2mL of reaction system: 166mM substrate BPO (previously solubilized with co-solvent ethanol), 832mM amino donor IPA, 1mM cofactor pyridoxal phosphate(PLP), final concentration 1mM cofactor NAD+1mL of an aqueous solution of 18mg/mL of the alcohol dehydrogenase pure enzyme prepared by the method of example 2 (total enzyme activity: 2.7U) and 1mL of an aqueous solution of 15mg/mL of the transaminase pure enzyme prepared by the method of example 1 (total enzyme activity: 2.7U) were added to the mixture to give metal ions and a reagent (Ca) each having a final concentration of 10mM2+、Mg2+、Cu2+、Fe2+、Zn2+、Mn2+、 Na+、K+And EDTA), 15% ethanol final volume as co-solvent, using 0.1M Tris-HCl buffer pH9 to make up 2 mL. After 24 hours of reaction at 40 ℃ and 180rpm, centrifugation is carried out at 4 ℃ and 8000rpm for 10 minutes, supernatant is collected and added with equal volume of ethyl acetate for extraction, after three times of extraction, collected extract is dried by anhydrous sodium sulfate, then ethyl acetate is volatilized at normal temperature, and R-BPA yield and enantiomer excess value are detected by GC method in example 3. The relative yield was calculated using the reaction without any metal ions and reagents as a control (100%).

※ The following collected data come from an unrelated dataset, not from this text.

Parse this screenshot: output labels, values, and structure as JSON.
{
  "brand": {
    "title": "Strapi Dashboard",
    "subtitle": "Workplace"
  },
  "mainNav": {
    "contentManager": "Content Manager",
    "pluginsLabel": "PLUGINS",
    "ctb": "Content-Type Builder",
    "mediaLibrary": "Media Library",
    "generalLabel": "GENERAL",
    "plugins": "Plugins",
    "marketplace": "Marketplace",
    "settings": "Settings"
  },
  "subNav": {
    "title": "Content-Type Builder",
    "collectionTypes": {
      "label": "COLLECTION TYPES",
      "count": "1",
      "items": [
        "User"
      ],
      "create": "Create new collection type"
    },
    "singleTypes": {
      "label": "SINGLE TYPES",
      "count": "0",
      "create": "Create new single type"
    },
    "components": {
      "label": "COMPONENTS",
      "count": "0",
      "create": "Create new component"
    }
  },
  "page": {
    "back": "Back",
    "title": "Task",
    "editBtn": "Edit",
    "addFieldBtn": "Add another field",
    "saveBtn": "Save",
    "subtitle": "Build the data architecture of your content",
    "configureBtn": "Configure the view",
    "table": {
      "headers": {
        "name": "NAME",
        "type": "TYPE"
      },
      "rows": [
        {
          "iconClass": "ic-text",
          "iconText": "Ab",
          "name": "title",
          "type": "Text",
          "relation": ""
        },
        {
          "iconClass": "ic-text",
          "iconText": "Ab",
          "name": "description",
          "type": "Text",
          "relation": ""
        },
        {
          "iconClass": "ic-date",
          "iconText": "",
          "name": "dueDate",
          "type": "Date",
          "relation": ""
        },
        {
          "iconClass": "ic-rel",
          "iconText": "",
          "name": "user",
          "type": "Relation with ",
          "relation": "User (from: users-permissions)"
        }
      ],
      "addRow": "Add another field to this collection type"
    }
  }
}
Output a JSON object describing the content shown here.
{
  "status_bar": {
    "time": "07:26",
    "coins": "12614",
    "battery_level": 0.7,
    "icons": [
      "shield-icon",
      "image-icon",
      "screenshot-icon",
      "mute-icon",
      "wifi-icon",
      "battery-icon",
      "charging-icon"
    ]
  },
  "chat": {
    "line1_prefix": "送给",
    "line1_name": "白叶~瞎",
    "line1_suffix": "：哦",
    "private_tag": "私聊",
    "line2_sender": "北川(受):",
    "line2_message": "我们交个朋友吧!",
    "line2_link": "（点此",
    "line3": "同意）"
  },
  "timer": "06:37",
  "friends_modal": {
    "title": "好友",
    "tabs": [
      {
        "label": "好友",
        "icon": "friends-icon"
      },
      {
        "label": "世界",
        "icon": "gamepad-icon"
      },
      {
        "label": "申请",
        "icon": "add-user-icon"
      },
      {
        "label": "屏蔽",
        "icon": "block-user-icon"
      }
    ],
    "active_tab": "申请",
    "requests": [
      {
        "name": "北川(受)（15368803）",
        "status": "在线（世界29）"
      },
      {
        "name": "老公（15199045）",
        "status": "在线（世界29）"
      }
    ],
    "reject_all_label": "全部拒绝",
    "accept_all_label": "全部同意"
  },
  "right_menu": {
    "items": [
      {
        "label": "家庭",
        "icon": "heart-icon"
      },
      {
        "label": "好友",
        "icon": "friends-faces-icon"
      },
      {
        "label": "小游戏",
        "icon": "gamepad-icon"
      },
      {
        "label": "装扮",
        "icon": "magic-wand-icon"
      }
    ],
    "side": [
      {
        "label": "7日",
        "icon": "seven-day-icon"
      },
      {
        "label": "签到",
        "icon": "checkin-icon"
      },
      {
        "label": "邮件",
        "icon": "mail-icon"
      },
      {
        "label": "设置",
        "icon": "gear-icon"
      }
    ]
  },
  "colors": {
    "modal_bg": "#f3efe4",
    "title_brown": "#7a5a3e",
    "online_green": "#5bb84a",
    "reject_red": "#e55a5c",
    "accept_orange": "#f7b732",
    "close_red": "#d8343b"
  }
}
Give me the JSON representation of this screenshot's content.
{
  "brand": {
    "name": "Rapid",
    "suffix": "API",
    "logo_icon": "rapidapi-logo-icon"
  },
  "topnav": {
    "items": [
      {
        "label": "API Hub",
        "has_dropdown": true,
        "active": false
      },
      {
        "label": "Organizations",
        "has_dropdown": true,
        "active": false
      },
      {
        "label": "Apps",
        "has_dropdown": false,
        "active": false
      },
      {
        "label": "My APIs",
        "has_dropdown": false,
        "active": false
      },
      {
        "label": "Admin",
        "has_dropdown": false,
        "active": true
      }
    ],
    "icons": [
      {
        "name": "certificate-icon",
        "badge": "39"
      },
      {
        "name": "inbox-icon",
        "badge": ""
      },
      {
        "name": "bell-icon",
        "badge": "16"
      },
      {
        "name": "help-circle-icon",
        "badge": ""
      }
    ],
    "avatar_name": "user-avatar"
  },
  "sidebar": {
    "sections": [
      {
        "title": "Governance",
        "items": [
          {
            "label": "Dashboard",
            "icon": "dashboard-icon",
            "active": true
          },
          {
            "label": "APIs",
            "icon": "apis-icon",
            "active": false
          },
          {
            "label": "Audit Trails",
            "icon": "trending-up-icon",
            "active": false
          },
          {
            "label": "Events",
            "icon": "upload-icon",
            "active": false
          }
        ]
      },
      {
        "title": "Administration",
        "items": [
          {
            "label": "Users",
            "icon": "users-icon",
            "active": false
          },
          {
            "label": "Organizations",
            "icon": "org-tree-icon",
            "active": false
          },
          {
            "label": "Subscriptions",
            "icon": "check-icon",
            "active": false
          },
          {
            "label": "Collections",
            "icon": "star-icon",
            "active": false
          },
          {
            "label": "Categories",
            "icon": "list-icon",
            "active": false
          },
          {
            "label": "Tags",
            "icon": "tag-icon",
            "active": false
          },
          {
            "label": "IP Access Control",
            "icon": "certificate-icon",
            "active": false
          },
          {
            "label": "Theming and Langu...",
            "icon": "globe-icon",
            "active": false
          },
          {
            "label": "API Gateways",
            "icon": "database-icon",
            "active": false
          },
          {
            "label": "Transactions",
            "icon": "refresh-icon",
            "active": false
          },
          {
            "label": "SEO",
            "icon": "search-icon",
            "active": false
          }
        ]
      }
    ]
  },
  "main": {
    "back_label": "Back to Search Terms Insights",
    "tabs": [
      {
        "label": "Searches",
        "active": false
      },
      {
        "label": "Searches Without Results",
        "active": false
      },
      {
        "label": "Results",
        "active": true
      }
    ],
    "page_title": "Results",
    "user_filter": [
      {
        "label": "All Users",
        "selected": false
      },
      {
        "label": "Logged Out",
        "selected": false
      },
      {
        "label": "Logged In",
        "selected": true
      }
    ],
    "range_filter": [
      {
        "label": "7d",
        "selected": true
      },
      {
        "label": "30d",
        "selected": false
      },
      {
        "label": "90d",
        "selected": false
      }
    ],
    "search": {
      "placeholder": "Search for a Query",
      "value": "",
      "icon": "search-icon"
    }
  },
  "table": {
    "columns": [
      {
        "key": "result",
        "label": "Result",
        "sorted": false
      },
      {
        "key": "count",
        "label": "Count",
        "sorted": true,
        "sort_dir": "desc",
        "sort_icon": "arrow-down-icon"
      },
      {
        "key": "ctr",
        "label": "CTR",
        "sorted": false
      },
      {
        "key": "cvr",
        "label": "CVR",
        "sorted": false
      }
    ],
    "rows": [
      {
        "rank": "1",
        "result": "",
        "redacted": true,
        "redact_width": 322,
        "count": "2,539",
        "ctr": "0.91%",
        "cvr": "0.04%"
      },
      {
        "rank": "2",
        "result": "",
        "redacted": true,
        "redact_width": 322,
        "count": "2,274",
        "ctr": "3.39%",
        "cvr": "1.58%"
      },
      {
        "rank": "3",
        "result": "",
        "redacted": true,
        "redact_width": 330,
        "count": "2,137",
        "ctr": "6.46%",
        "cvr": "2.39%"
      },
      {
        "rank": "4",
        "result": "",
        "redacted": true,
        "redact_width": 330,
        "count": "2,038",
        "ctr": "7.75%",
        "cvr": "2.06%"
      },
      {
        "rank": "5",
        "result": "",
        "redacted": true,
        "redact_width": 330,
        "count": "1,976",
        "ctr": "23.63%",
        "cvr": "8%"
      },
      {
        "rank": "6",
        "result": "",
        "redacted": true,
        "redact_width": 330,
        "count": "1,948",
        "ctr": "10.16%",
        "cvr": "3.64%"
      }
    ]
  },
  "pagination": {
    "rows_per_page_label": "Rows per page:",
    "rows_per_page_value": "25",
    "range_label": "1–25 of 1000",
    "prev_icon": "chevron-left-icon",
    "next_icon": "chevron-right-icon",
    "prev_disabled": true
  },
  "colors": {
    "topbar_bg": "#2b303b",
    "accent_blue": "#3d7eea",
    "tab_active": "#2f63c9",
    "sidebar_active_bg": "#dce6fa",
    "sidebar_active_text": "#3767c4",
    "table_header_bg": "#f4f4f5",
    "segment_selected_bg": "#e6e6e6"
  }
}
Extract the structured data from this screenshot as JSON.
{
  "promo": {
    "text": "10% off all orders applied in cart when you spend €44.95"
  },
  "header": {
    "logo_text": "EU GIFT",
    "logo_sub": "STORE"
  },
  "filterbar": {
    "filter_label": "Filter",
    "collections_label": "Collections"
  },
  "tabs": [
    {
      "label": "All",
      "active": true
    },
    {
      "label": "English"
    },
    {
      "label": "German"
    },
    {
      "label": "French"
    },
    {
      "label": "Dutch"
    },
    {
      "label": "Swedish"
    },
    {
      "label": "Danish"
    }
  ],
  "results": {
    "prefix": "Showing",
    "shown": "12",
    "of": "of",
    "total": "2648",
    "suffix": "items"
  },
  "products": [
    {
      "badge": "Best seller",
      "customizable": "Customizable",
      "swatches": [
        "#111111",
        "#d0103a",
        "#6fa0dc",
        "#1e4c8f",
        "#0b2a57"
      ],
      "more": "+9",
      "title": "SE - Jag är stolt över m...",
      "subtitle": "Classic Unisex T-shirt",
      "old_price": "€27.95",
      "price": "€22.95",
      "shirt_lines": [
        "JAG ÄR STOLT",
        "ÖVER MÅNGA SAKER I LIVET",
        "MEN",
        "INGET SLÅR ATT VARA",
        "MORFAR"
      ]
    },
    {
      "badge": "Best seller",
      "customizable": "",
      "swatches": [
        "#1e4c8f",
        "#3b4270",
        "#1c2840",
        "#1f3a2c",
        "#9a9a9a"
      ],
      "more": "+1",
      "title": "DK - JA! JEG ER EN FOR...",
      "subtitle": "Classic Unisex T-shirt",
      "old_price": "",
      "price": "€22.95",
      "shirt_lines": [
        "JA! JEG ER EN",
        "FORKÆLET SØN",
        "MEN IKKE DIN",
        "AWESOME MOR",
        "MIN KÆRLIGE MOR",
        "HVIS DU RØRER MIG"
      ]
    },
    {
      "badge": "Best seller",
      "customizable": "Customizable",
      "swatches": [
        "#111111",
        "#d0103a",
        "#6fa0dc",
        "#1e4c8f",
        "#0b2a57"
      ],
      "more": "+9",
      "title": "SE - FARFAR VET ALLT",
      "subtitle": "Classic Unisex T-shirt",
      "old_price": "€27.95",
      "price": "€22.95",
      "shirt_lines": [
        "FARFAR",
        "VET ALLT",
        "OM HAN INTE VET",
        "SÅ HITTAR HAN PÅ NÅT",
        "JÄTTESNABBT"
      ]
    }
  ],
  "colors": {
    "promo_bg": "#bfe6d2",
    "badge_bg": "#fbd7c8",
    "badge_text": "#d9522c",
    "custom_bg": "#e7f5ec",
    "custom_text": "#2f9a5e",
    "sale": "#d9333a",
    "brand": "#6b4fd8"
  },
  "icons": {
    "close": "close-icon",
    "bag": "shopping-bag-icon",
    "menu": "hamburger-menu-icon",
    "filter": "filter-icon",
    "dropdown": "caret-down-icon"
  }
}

TABLE 4 Effect of Metal ions and reagents on the Cascade reaction of two enzyme systems
This example examined the effect of high concentrations of metal ions and EDTA on the cascade of transaminase and alcohol dehydrogenase, and the results are shown in Table 4. As can be seen, the yields of most of the reaction groups were improved to some extent (1.2-1.6 times) by adding different kinds of metal ions and EDTA, with the most obvious effect (1.533 times) of adding 10mM of metal ion chelating agent EDTA. While 10mM of Mn was added2+And Fe3+Then has different degrees of inhibition effect on the reaction efficiency, wherein Fe is used3+The inhibitory effect of (a) is most pronounced. The cascade reaction system has slight dependence on metal ions.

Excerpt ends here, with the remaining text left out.